Williams also argues that the purpose of § 2251 as a whole is to prohibit the production of visual depictions utilizing minors to engage in sexually explicit activity. This cramped construction is not supported by the text. Section 2251 is better understood as a statute prohibiting the exploitation of children, not merely the production of child pornography. In addition to subsection (d), the Act applies to any person who
Williams argues that all these provisions require some direct involvement with minors, and if we construe § 2251(d)(1)(A) not to require personal production, the subsection will be inconsistent with the rest of the statute. However, the presence of the conjunctive "or" means that each subsection in § 2251 may be treated as a separate and distinct criminal offense.
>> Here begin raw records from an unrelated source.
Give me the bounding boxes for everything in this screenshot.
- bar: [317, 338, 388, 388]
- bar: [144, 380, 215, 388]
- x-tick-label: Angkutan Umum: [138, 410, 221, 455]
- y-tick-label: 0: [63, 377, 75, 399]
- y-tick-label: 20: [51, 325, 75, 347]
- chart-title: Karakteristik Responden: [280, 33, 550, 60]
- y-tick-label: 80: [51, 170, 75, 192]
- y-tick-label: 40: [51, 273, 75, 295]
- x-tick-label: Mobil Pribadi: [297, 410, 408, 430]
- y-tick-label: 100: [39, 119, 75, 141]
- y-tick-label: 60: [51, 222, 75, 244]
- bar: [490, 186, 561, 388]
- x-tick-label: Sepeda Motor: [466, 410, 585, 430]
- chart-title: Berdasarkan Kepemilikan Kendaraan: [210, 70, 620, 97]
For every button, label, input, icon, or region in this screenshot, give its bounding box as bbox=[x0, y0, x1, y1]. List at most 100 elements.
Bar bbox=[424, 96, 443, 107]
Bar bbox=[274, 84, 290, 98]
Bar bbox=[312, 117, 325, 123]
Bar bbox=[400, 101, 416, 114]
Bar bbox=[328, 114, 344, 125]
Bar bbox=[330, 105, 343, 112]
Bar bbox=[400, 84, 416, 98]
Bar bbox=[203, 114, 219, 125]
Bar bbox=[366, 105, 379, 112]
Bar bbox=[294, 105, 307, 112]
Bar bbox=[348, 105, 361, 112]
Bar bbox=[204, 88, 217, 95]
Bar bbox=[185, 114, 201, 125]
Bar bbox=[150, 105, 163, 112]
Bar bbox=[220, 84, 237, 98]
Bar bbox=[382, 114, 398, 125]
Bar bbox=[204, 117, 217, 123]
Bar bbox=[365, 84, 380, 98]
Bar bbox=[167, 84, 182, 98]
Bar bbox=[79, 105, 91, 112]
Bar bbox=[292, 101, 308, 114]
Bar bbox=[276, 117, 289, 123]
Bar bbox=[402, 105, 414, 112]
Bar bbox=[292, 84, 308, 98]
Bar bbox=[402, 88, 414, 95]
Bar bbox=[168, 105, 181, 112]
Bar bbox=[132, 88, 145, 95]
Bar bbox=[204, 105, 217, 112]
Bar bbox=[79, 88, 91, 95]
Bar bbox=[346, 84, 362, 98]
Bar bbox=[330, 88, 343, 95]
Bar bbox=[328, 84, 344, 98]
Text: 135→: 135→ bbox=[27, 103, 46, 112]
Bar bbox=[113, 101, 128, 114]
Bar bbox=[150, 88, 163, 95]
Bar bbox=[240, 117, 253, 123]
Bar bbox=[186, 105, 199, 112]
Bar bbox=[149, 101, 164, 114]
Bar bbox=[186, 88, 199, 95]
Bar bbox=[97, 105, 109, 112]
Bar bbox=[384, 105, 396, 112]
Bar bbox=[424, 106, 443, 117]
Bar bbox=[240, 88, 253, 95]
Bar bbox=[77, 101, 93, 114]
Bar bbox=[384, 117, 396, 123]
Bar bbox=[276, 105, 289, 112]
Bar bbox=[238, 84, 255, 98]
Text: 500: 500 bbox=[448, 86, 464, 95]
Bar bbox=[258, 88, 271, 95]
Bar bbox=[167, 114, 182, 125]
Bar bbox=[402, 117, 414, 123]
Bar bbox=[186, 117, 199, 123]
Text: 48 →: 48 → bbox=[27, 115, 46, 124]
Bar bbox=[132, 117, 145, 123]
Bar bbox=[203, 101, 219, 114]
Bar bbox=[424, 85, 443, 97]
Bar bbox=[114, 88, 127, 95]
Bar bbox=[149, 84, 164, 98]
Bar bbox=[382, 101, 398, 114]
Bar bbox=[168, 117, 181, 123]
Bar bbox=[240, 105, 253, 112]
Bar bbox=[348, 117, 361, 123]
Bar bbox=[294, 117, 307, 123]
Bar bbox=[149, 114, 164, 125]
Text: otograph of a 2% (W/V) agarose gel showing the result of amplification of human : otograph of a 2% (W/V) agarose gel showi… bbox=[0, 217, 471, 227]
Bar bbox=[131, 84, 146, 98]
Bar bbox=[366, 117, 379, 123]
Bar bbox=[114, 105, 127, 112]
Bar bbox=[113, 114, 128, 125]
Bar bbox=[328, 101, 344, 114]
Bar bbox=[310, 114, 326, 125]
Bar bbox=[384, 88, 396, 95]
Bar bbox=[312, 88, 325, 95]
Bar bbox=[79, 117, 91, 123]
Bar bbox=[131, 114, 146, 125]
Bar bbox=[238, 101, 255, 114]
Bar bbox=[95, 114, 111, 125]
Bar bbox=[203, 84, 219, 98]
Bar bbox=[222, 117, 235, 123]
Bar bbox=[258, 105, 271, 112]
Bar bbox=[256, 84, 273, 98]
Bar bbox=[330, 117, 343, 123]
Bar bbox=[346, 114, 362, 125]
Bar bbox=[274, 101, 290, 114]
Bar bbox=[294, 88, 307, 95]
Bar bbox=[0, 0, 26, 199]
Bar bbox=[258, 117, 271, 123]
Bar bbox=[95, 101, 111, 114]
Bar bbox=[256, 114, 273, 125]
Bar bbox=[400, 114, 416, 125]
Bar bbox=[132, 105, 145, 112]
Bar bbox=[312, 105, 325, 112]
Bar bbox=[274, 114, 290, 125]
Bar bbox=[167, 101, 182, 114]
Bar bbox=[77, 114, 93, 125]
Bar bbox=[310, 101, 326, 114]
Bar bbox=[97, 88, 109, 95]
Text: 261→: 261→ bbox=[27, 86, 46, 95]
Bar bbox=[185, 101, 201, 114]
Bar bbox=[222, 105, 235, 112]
See Azure v. Morton, 514 F.2d 897, 900 (9th Cir.1975). Accordingly, just because some subsections in § 2251 require that a defendant be directly involved in the production of child pornography, does not mean that all of the subsections in the statute contain this requirement. Indeed, § 2251(b) makes it a crime for parents and legal guardians to knowingly permit a minor in their care to engage in the production of child pornography. Nothing in the subsection requires that the parents or legal guardians personally participate in the production enterprise.
Further, § 2251(d)(1)(B) cannot be reconciled with Williams's interpretation. The subsection criminalizes the "participation in any act of sexually explicit conduct by or with any minor for the purpose of producing a visual depiction of such conduct." This subsection demonstrates how Congress communicates its intent when it wants to require a personal production element for conviction. Moreover, construing both subsections (a) and (b) to require personal production might render one of the two subsections superfluous and would thus violate an important rule of statutory construction—that every word and clause in a statute be given effect.
Even assuming, arguendo, that there was ambiguity in the statutory text, Williams's theory is not supported by the statute's legislative history. Section 2251, as originally enacted, did not include the advertising provision in question. Congress added this provision several years later with the intent to "ban the production and use of advertisements for child pornography." H.R.Rep. No. 99-910, at 1 (1986), reprinted in 1986 U.S.C.C.A.N. 5952, 5952.
Williams finally contends that he was charged under the wrong statute. He argues that he should have been charged under § 2252A. Section 2252A and § 2251(d)(1)(A) do have some overlapping elements. But the existence of common elements in other criminal statutes does not limit the scope of the statute at issue. See United States v. LaBinia, 614 F.2d 1207, 1209 (9th Cir.1980).
In sum, the plain language of § 2251(d)(1)(A) does not contain a personal production requirement, and nothing in the tense of the wording evidences a congressional intent to insert such an element. The district court properly denied Williams's motion to dismiss the indictment.